Minister of Agriculture, Livestock and Irrigation for Kayah State
- In office 7 April 2016 – 1 February 2021
- President: Htin Kyaw Win Myint

Personal details
- Born: 14 October 1974 Puphar village, Demoso, Kayah State, Myanmar
- Died: 24 December 2021 (aged 47)
- Party: National League for Democracy
- Spouse: Lu Siya
- Occupation: Politician
- Cabinet: Kayah State Government

= Boss Ko =

Burmese politician (1974–2021)

Boss Ko (14 October 1974 – 24 December 2021) was a Burmese politician who served as acting Chief Minister of Kayah State, Minister of Agriculture, Livestock and Irrigation for Kayah State and Kayah State Parliament MP for Demoso Township Constituency No. 2.

==Early life and education==
Boss Ko was born on 14 October 1974 in Puphar village, Demoso, Kayah State, Myanm to parents U Thung and Mushi.
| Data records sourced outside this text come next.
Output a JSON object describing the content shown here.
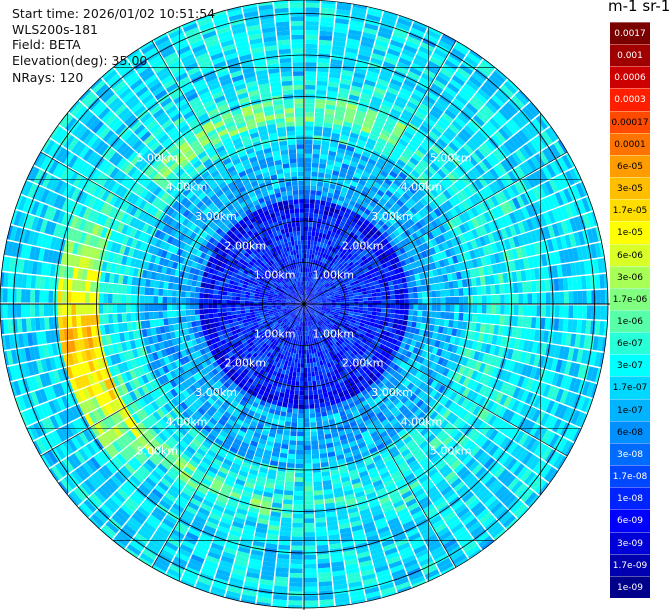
{
  "info": {
    "start_time": "Start time: 2026/01/02 10:51:54",
    "instrument": "WLS200s-181",
    "field": "Field: BETA",
    "elevation": "Elevation(deg): 35.00",
    "nrays": "NRays: 120"
  },
  "colorbar": {
    "title": "m-1 sr-1",
    "labels": [
      "0.0017",
      "0.001",
      "0.0006",
      "0.0003",
      "0.00017",
      "0.0001",
      "6e-05",
      "3e-05",
      "1.7e-05",
      "1e-05",
      "6e-06",
      "3e-06",
      "1.7e-06",
      "1e-06",
      "6e-07",
      "3e-07",
      "1.7e-07",
      "1e-07",
      "6e-08",
      "3e-08",
      "1.7e-08",
      "1e-08",
      "6e-09",
      "3e-09",
      "1.7e-09",
      "1e-09"
    ],
    "colors": [
      "#7a0000",
      "#a00000",
      "#cc0000",
      "#ff1e00",
      "#ff4a00",
      "#ff7400",
      "#ff9c00",
      "#ffbe00",
      "#ffdd00",
      "#ffff00",
      "#d8ff26",
      "#a8ff56",
      "#80ff80",
      "#56ffa8",
      "#26ffd8",
      "#00ffff",
      "#00d8ff",
      "#00b4ff",
      "#0090ff",
      "#006cff",
      "#0048ff",
      "#0024ff",
      "#0000ff",
      "#0000d8",
      "#0000b0",
      "#00008b"
    ]
  },
  "chart_data": {
    "type": "heatmap",
    "projection": "polar (PPI scan)",
    "field": "BETA",
    "elevation_deg": 35.0,
    "n_rays": 120,
    "range_ring_labels_km": [
      1.0,
      2.0,
      3.0,
      4.0,
      5.0
    ],
    "range_ring_label_text": [
      "1.00km",
      "2.00km",
      "3.00km",
      "4.00km",
      "5.00km"
    ],
    "color_scale": "log",
    "value_range": [
      1e-09,
      0.0017
    ],
    "regions": [
      {
        "range_km": [
          0,
          2.5
        ],
        "typical_beta": 1e-08
      },
      {
        "range_km": [
          2.5,
          4.0
        ],
        "typical_beta": 1e-07
      },
      {
        "range_km": [
          4.0,
          5.5
        ],
        "typical_beta": 3e-07
      },
      {
        "sector": "west",
        "range_km": [
          5.0,
          5.5
        ],
        "typical_beta": 3e-05
      }
    ]
  }
}
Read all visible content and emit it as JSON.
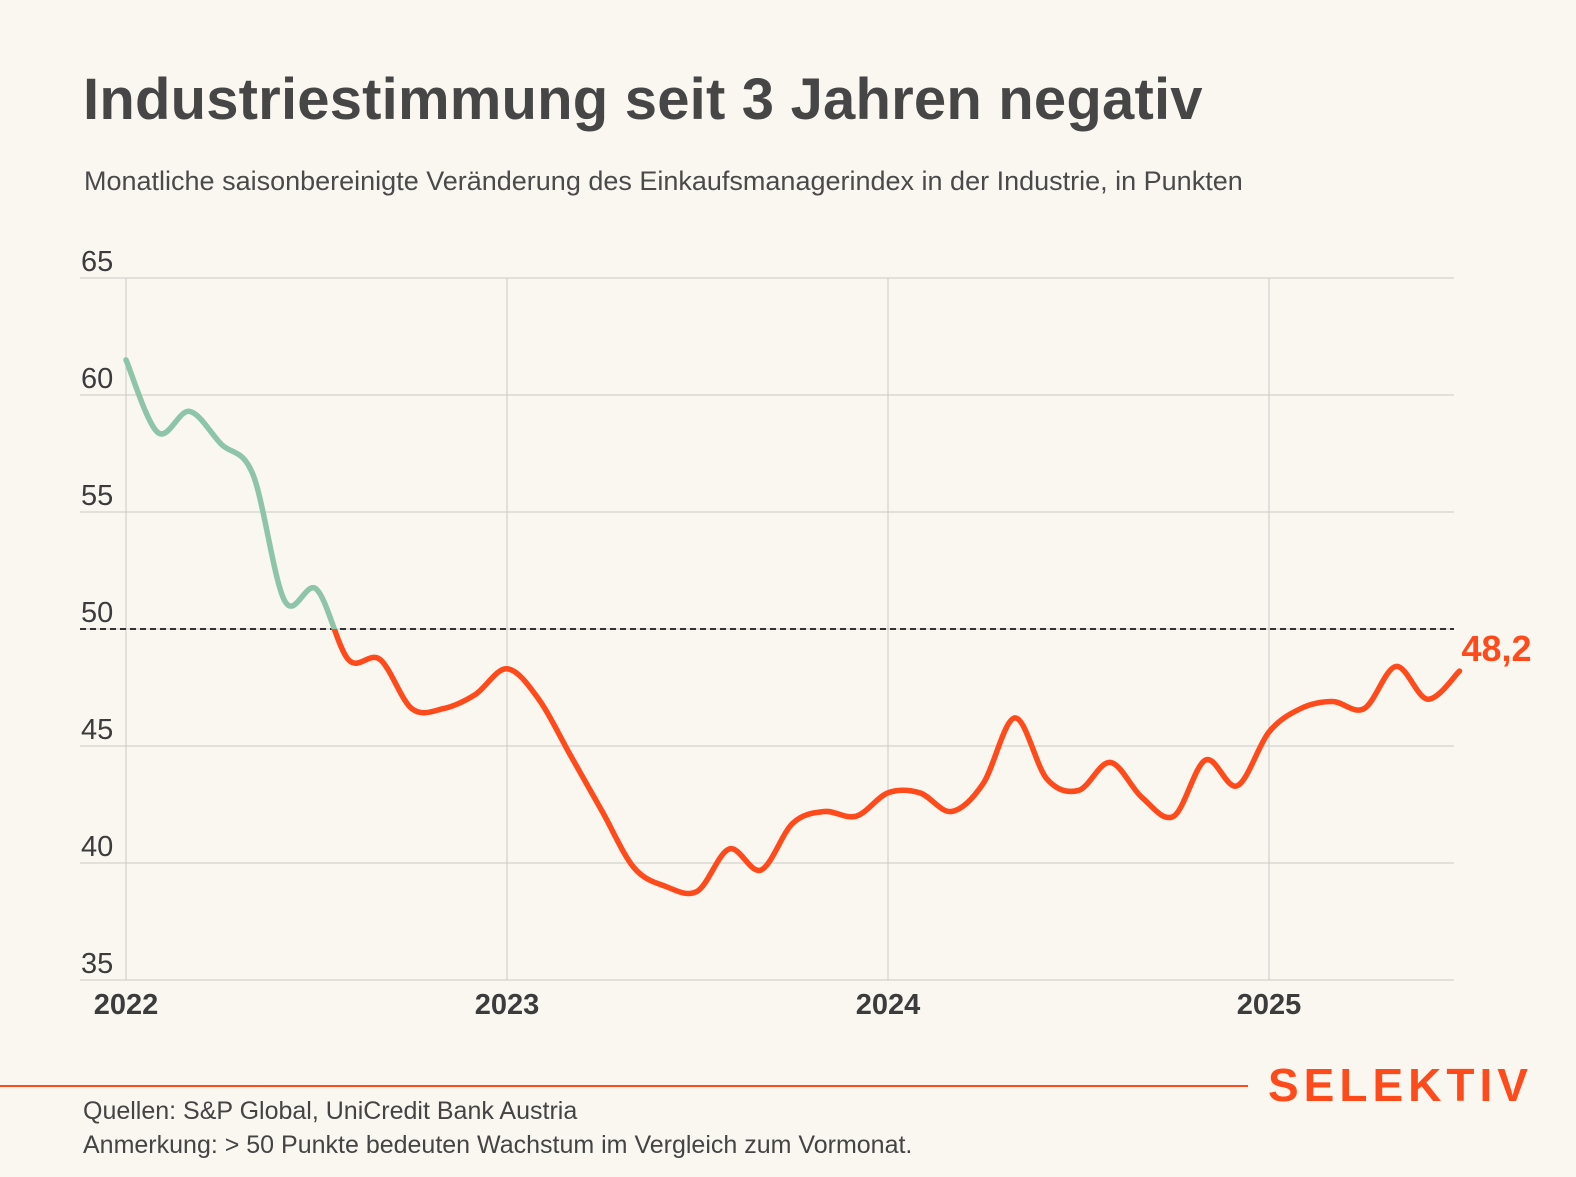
{
  "title": "Industriestimmung seit 3 Jahren negativ",
  "subtitle": "Monatliche saisonbereinigte Veränderung des Einkaufsmanagerindex in der Industrie, in Punkten",
  "footer": {
    "brand": "SELEKTIV",
    "source": "Quellen: S&P Global, UniCredit Bank Austria",
    "note": "Anmerkung: > 50 Punkte bedeuten Wachstum im Vergleich zum Vormonat."
  },
  "colors": {
    "above": "#8ec5a8",
    "below": "#ff4a1c",
    "grid": "#c9c9c4",
    "reference": "#333333",
    "brand": "#ff4a1c"
  },
  "chart_data": {
    "type": "line",
    "title": "Industriestimmung seit 3 Jahren negativ",
    "subtitle": "Monatliche saisonbereinigte Veränderung des Einkaufsmanagerindex in der Industrie, in Punkten",
    "xlabel": "",
    "ylabel": "",
    "ylim": [
      35,
      65
    ],
    "yticks": [
      35,
      40,
      45,
      50,
      55,
      60,
      65
    ],
    "xticks": [
      "2022",
      "2023",
      "2024",
      "2025"
    ],
    "reference_line": 50,
    "grid": true,
    "end_label": "48,2",
    "series": [
      {
        "x": [
          "2022-01",
          "2022-02",
          "2022-03",
          "2022-04",
          "2022-05",
          "2022-06",
          "2022-07",
          "2022-08",
          "2022-09",
          "2022-10",
          "2022-11",
          "2022-12",
          "2023-01",
          "2023-02",
          "2023-03",
          "2023-04",
          "2023-05",
          "2023-06",
          "2023-07",
          "2023-08",
          "2023-09",
          "2023-10",
          "2023-11",
          "2023-12",
          "2024-01",
          "2024-02",
          "2024-03",
          "2024-04",
          "2024-05",
          "2024-06",
          "2024-07",
          "2024-08",
          "2024-09",
          "2024-10",
          "2024-11",
          "2024-12",
          "2025-01",
          "2025-02",
          "2025-03",
          "2025-04",
          "2025-05",
          "2025-06",
          "2025-07"
        ],
        "values": [
          61.5,
          58.4,
          59.3,
          57.9,
          56.6,
          51.2,
          51.7,
          48.7,
          48.7,
          46.6,
          46.6,
          47.2,
          48.3,
          47.0,
          44.6,
          42.2,
          39.8,
          39.0,
          38.8,
          40.6,
          39.7,
          41.7,
          42.2,
          42.0,
          43.0,
          43.0,
          42.2,
          43.4,
          46.2,
          43.6,
          43.1,
          44.3,
          42.8,
          42.0,
          44.4,
          43.3,
          45.6,
          46.6,
          46.9,
          46.6,
          48.4,
          47.0,
          48.2
        ]
      }
    ]
  }
}
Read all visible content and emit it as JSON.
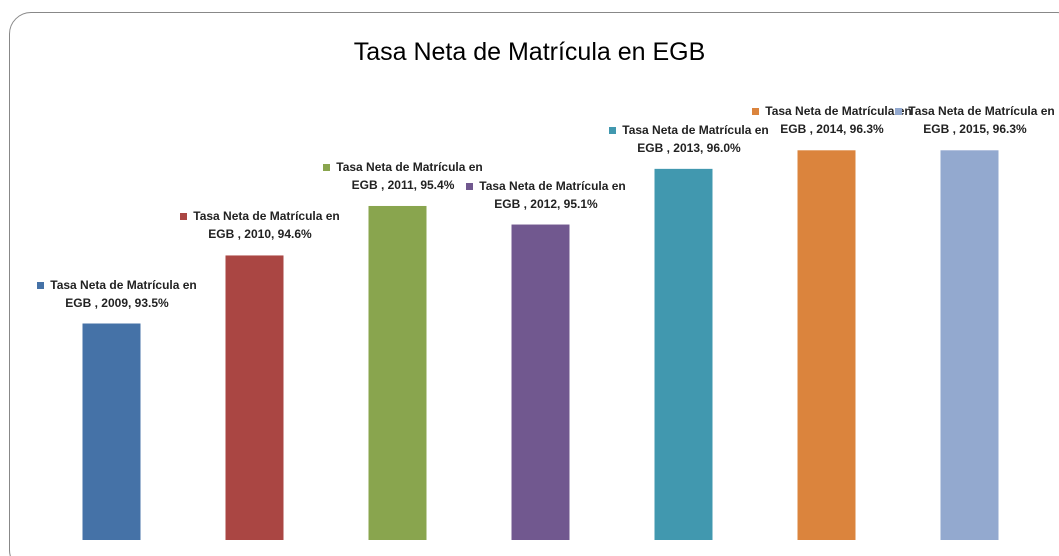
{
  "chart_data": {
    "type": "bar",
    "title": "Tasa Neta de Matrícula en EGB",
    "values": [
      93.5,
      94.6,
      95.4,
      95.1,
      96.0,
      96.3,
      96.3
    ],
    "value_labels": [
      "Tasa Neta de Matrícula en EGB , 2009, 93.5%",
      "Tasa Neta de Matrícula en EGB , 2010, 94.6%",
      "Tasa Neta de Matrícula en EGB , 2011, 95.4%",
      "Tasa Neta de Matrícula en EGB , 2012, 95.1%",
      "Tasa Neta de Matrícula en EGB , 2013, 96.0%",
      "Tasa Neta de Matrícula en EGB , 2014, 96.3%",
      "Tasa Neta de Matrícula en EGB , 2015, 96.3%"
    ],
    "colors": [
      "#4572a7",
      "#aa4643",
      "#89a54e",
      "#71588f",
      "#4198af",
      "#db843d",
      "#93a9cf"
    ],
    "ylim": [
      90,
      97
    ]
  }
}
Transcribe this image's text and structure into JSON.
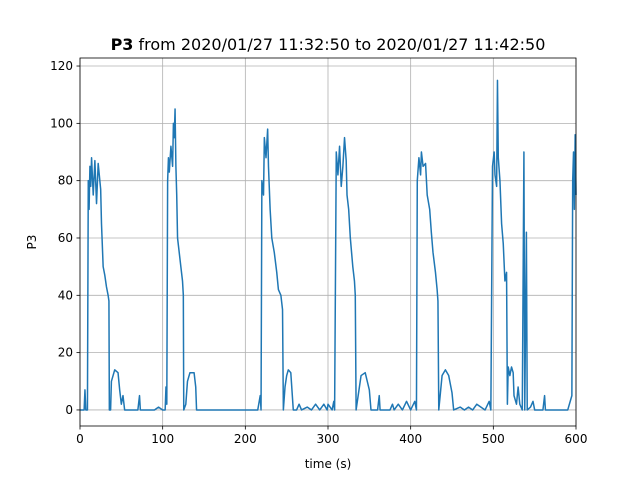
{
  "chart_data": {
    "type": "line",
    "title": {
      "bold": "P3",
      "text": "from 2020/01/27 11:32:50 to 2020/01/27 11:42:50"
    },
    "x_label": "time (s)",
    "y_label": "P3",
    "xlim": [
      0,
      600
    ],
    "xticks": [
      0,
      100,
      200,
      300,
      400,
      500,
      600
    ],
    "ylim": [
      -5.6,
      122.8
    ],
    "yticks": [
      0,
      20,
      40,
      60,
      80,
      100,
      120
    ],
    "grid": true,
    "series": [
      {
        "color": "#1f77b4",
        "x": [
          0,
          5,
          6,
          7,
          9,
          10,
          11,
          12,
          13,
          14,
          16,
          18,
          20,
          22,
          24,
          25,
          26,
          28,
          30,
          32,
          34,
          35,
          35.5,
          37,
          38,
          40,
          42,
          46,
          48,
          50,
          52,
          54,
          70,
          72,
          73,
          90,
          95,
          100,
          103,
          104,
          105,
          106,
          107,
          108,
          110,
          112,
          113,
          114,
          115,
          116,
          117,
          118,
          120,
          122,
          124,
          125,
          125.5,
          128,
          130,
          133,
          138,
          140,
          141,
          150,
          215,
          218,
          219,
          220,
          222,
          223,
          225,
          227,
          228,
          230,
          232,
          235,
          238,
          240,
          243,
          245,
          246,
          248,
          250,
          252,
          255,
          258,
          262,
          265,
          268,
          275,
          280,
          285,
          290,
          295,
          299,
          300,
          305,
          307,
          308,
          310,
          312,
          314,
          316,
          318,
          320,
          322,
          323,
          325,
          327,
          330,
          332,
          333,
          334,
          338,
          340,
          345,
          350,
          352,
          360,
          362,
          363,
          375,
          378,
          380,
          385,
          390,
          395,
          400,
          405,
          407,
          408,
          410,
          412,
          413,
          415,
          418,
          420,
          423,
          425,
          427,
          430,
          432,
          433,
          434,
          436,
          438,
          442,
          446,
          450,
          452,
          460,
          465,
          470,
          475,
          480,
          490,
          495,
          497,
          499,
          501,
          502,
          504,
          505,
          506,
          508,
          510,
          512,
          514,
          516,
          517,
          518,
          520,
          522,
          524,
          525,
          528,
          530,
          532,
          535,
          537,
          538,
          540,
          541,
          545,
          548,
          550,
          560,
          562,
          563,
          590,
          595,
          596,
          597,
          598,
          599,
          600
        ],
        "values": [
          0,
          0,
          7,
          0,
          0,
          80,
          70,
          85,
          78,
          88,
          75,
          87,
          72,
          86,
          80,
          77,
          65,
          50,
          47,
          43,
          40,
          38,
          0,
          0,
          10,
          12,
          14,
          13,
          7,
          2,
          5,
          0,
          0,
          5,
          0,
          0,
          1,
          0,
          0,
          8,
          2,
          80,
          88,
          83,
          92,
          85,
          100,
          95,
          105,
          85,
          75,
          60,
          55,
          50,
          45,
          40,
          0,
          2,
          10,
          13,
          13,
          8,
          0,
          0,
          0,
          5,
          0,
          80,
          75,
          95,
          88,
          98,
          85,
          70,
          60,
          55,
          48,
          42,
          40,
          35,
          0,
          8,
          12,
          14,
          13,
          0,
          0,
          2,
          0,
          1,
          0,
          2,
          0,
          2,
          0,
          2,
          0,
          3,
          0,
          90,
          82,
          92,
          78,
          85,
          95,
          87,
          75,
          70,
          60,
          50,
          45,
          40,
          0,
          8,
          12,
          13,
          7,
          0,
          0,
          5,
          0,
          0,
          2,
          0,
          2,
          0,
          3,
          0,
          3,
          0,
          80,
          88,
          82,
          90,
          85,
          86,
          75,
          70,
          62,
          55,
          48,
          42,
          38,
          0,
          6,
          12,
          14,
          12,
          6,
          0,
          1,
          0,
          1,
          0,
          2,
          0,
          3,
          0,
          85,
          90,
          82,
          78,
          115,
          88,
          80,
          65,
          58,
          45,
          48,
          2,
          15,
          12,
          15,
          13,
          5,
          2,
          8,
          2,
          0,
          90,
          0,
          62,
          0,
          1,
          3,
          0,
          0,
          5,
          0,
          0,
          5,
          80,
          90,
          70,
          96,
          75
        ]
      }
    ]
  }
}
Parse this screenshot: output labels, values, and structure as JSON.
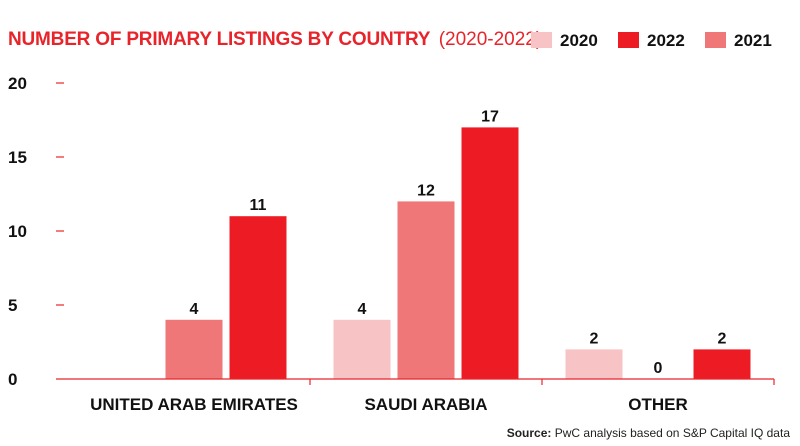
{
  "colors": {
    "accent": "#e8242b",
    "axis": "#e8242b",
    "text": "#111111"
  },
  "chart_data": {
    "type": "bar",
    "title": "NUMBER OF PRIMARY LISTINGS BY COUNTRY",
    "subtitle": "(2020-2022)",
    "categories": [
      "UNITED ARAB EMIRATES",
      "SAUDI ARABIA",
      "OTHER"
    ],
    "series": [
      {
        "name": "2020",
        "color": "#f7c3c4",
        "values": [
          0,
          4,
          2
        ]
      },
      {
        "name": "2021",
        "color": "#f07777",
        "values": [
          4,
          12,
          0
        ]
      },
      {
        "name": "2022",
        "color": "#ed1c24",
        "values": [
          11,
          17,
          2
        ]
      }
    ],
    "value_labels": [
      [
        "",
        "4",
        "2"
      ],
      [
        "4",
        "12",
        "0"
      ],
      [
        "11",
        "17",
        "2"
      ]
    ],
    "legend_order": [
      "2020",
      "2022",
      "2021"
    ],
    "legend_placement": "top-right",
    "yticks": [
      0,
      5,
      10,
      15,
      20
    ],
    "ylim": [
      0,
      20
    ],
    "grid": false
  },
  "source": {
    "label": "Source:",
    "text": "PwC analysis based on S&P Capital IQ data"
  }
}
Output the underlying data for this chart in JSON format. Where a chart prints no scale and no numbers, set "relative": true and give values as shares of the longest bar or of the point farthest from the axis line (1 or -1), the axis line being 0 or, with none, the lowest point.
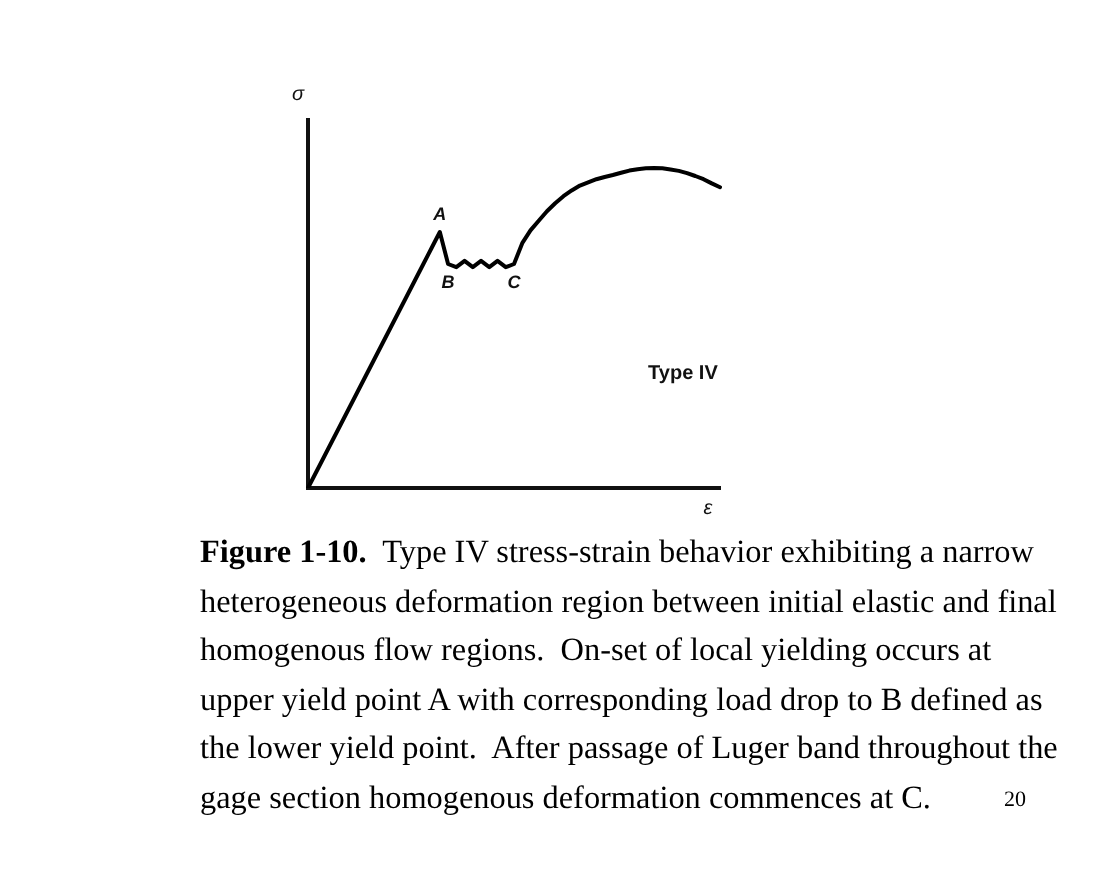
{
  "chart_data": {
    "type": "line",
    "title": "Type IV",
    "xlabel": "ε",
    "ylabel": "σ",
    "relative": true,
    "categories": [
      null,
      null,
      null,
      null,
      null,
      null,
      null,
      null,
      null,
      null,
      null,
      null,
      null,
      null,
      null,
      null,
      null,
      null,
      null,
      null,
      null,
      null,
      null,
      null,
      null,
      null,
      null,
      null,
      null,
      null,
      null,
      null,
      null,
      null,
      null,
      null,
      null,
      null,
      null,
      null,
      null,
      null,
      null,
      null,
      null,
      null,
      null,
      null,
      null,
      null,
      null
    ],
    "values": [
      0,
      0.05,
      0.1,
      0.15,
      0.2,
      0.25,
      0.3,
      0.35,
      0.4,
      0.45,
      0.5,
      0.55,
      0.6,
      0.65,
      0.7,
      0.75,
      0.8,
      0.7,
      0.69,
      0.71,
      0.69,
      0.71,
      0.69,
      0.71,
      0.69,
      0.7,
      0.765,
      0.805,
      0.835,
      0.865,
      0.89,
      0.912,
      0.93,
      0.945,
      0.955,
      0.965,
      0.972,
      0.978,
      0.985,
      0.992,
      0.996,
      0.999,
      1,
      0.999,
      0.995,
      0.991,
      0.984,
      0.975,
      0.965,
      0.952,
      0.94
    ],
    "color": "#000000",
    "marker": "none",
    "annotations": [
      {
        "text": "A",
        "y": 0.8
      },
      {
        "text": "B",
        "y": 0.7
      },
      {
        "text": "C",
        "y": 0.7
      },
      "Figure 1-10.  Type IV stress-strain behavior exhibiting a narrow heterogeneous deformation region between initial elastic and final homogenous flow regions.  On-set of local yielding occurs at upper yield point A with corresponding load drop to B defined as the lower yield point.  After passage of Luger band throughout the gage section homogenous deformation commences at C.",
      "20"
    ]
  }
}
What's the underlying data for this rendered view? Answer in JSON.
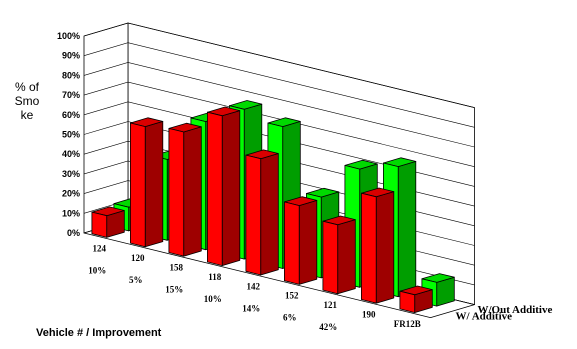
{
  "chart_data": {
    "type": "bar",
    "ylabel": "% of Smoke",
    "xlabel": "Vehicle # / Improvement",
    "ylim": [
      0,
      100
    ],
    "yticks": [
      "0%",
      "10%",
      "20%",
      "30%",
      "40%",
      "50%",
      "60%",
      "70%",
      "80%",
      "90%",
      "100%"
    ],
    "categories": [
      "124",
      "120",
      "158",
      "118",
      "142",
      "152",
      "121",
      "190",
      "FR12B"
    ],
    "improvements": [
      "10%",
      "5%",
      "15%",
      "10%",
      "14%",
      "6%",
      "42%",
      "",
      ""
    ],
    "series": [
      {
        "name": "W/Out Additive",
        "color": "#00ff00",
        "values": [
          12,
          41,
          65,
          76,
          72,
          41,
          60,
          66,
          12
        ]
      },
      {
        "name": "W/ Additive",
        "color": "#ff0000",
        "values": [
          11,
          61,
          63,
          76,
          59,
          40,
          35,
          54,
          9
        ]
      }
    ],
    "grid": true,
    "legend": "right"
  }
}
He finished high school in Loikaw.

==Political career==
He was a member of the National League for Democracy Party. In the 2015 Myanmar general election, he contested the Demoso Township constituency No. 2 for Kayah State Parliament and won a seat. He was appointed Minister of Agriculture, Livestock and Irrigation for Kayah State on 7 April 2016, and acting Chief Minister on 3 September 2020 by President Win Myint, after chief minister L Phaung Sho was relieved from post. He served until the 1 February 2021 military coup d'état in Myanmar. He was detained by the military council after the coup.

==Later life and death==
Ko died on 24 December 2021, at the age of 47 after he escaped from prison.